Yazının devamında Türk ailelerinin trenlerden dayakla zorla
indirildiğini ve onların yerine Alman bargirlerinin bindirildiği de anlatmıştır.
Buradan anlaşılacağı üzere bu cephenin kaybedilmesi için Yahudilere destek birçok yerden gelmiştir. Aksi takdirde ittifak halinde olan bir devlet kendi menfaatini düşünerek dahi olsa bu cephede can ve baş ile savaşırdı. Ancak yazı’nın ilerleyen bölümlerinde Alman Islah Heyetinde gelen komutanlardan
bahsedilecektir ki bunlar arasında Yahudi kökenliler Filistin-Suriye
Cephesi’nde emir verenler arasında karşımıza çıkmaktadır.

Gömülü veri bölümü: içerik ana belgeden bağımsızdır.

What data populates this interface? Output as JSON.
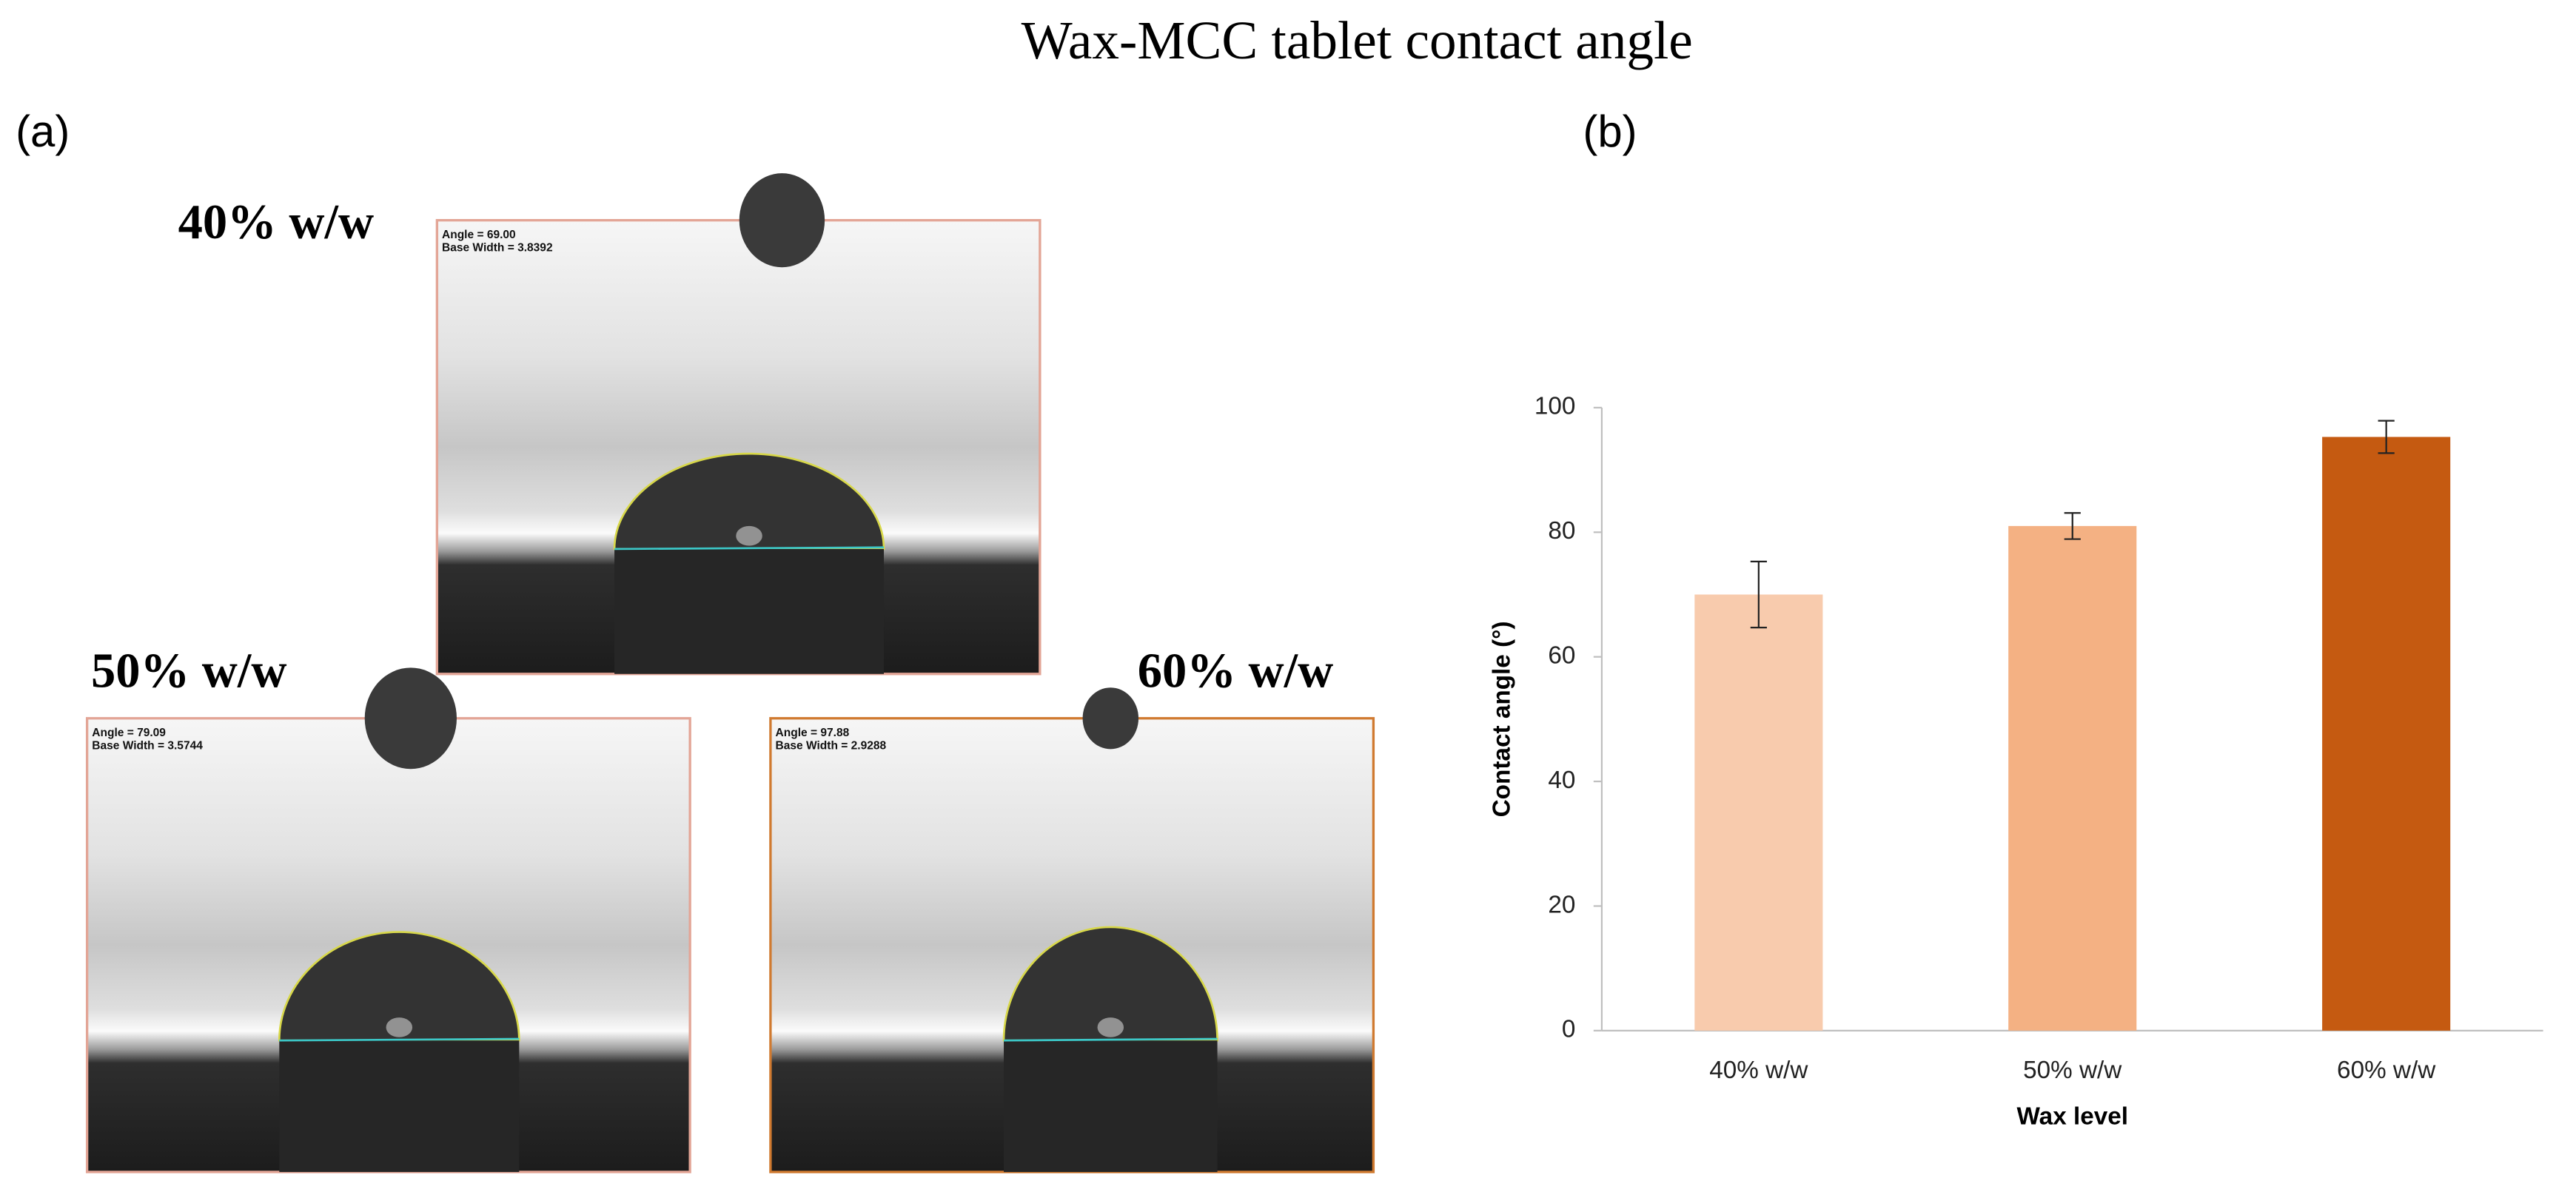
{
  "title": "Wax-MCC tablet contact angle",
  "panel_a": {
    "label": "(a)",
    "images": [
      {
        "label": "40% w/w",
        "angle": "Angle =  69.00",
        "width": "Base Width =  3.8392"
      },
      {
        "label": "50% w/w",
        "angle": "Angle =  79.09",
        "width": "Base Width =  3.5744"
      },
      {
        "label": "60% w/w",
        "angle": "Angle =  97.88",
        "width": "Base Width =  2.9288"
      }
    ]
  },
  "panel_b_label": "(b)",
  "chart_data": {
    "type": "bar",
    "categories": [
      "40% w/w",
      "50% w/w",
      "60% w/w"
    ],
    "values": [
      70,
      81,
      95.3
    ],
    "errors": [
      5.3,
      2.1,
      2.6
    ],
    "colors": [
      "#f8cbad",
      "#f4b183",
      "#c55a11"
    ],
    "xlabel": "Wax  level",
    "ylabel": "Contact angle (°)",
    "ylim": [
      0,
      100
    ],
    "yticks": [
      0,
      20,
      40,
      60,
      80,
      100
    ]
  }
}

Böylece
cephe’nin neden kaybedildiği daha iyi anlaşılacaktır.
İngilizlerin hızlı bir şekilde Kudüs’e doğru geldiği anlaşılınca, Cemal Paşa,
‘Kudüs’ü boşaltarak savunma planını’ Kress von Kressenstein’a anlatmıştır.
Fakat gerek Kressenstein gerekse diğer Alman Komutanlar Kudüs’ün sadece Türk ve Araplara kalmasını istemediklerinden dolayı bu plana karşı çıkmışlardır. Burada ilginç örneklerden bir tanesi Falkenhayn’ın bölgeye yönelik tavrıdır ki Yahudi kökenli olması nedeniyle ileride detaylı olarak anlatılacaktır. Buna göre Falkenhayn, Kudüs’ün tahrip olmasından ziyade, düşmanın eline düşmesine razı gelmiştir.

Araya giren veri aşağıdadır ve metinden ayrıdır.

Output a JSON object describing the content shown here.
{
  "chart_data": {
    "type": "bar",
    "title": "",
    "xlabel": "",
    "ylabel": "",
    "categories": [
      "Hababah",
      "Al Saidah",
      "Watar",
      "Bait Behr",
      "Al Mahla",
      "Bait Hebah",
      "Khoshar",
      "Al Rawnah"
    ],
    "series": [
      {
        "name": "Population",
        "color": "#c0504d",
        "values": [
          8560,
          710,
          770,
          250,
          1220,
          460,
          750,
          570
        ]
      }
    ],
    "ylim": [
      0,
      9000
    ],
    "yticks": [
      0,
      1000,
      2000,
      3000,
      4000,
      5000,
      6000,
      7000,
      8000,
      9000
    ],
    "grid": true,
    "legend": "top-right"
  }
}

Filistin-Suriye-Irak bölgesinde savaşın temel hatları bu şekilde
çizilmesine rağmen, yukarıda da değinildiği üzere arka planda dönen çok çeşit olaylar olmuştur. Bu olaylardan bir tanesi ve belki de en etkili olanı Nili Casusluk Örgütü’nün kuruluşudur. Bu örgüt ile birlikte yüzlerce Osmanlı vatandaşı ve evladı sayılan genç, Osmanlı Devleti aleyhine casusluk yapma fırsatı elde etmiş ve düşmana hizmet etmiştir.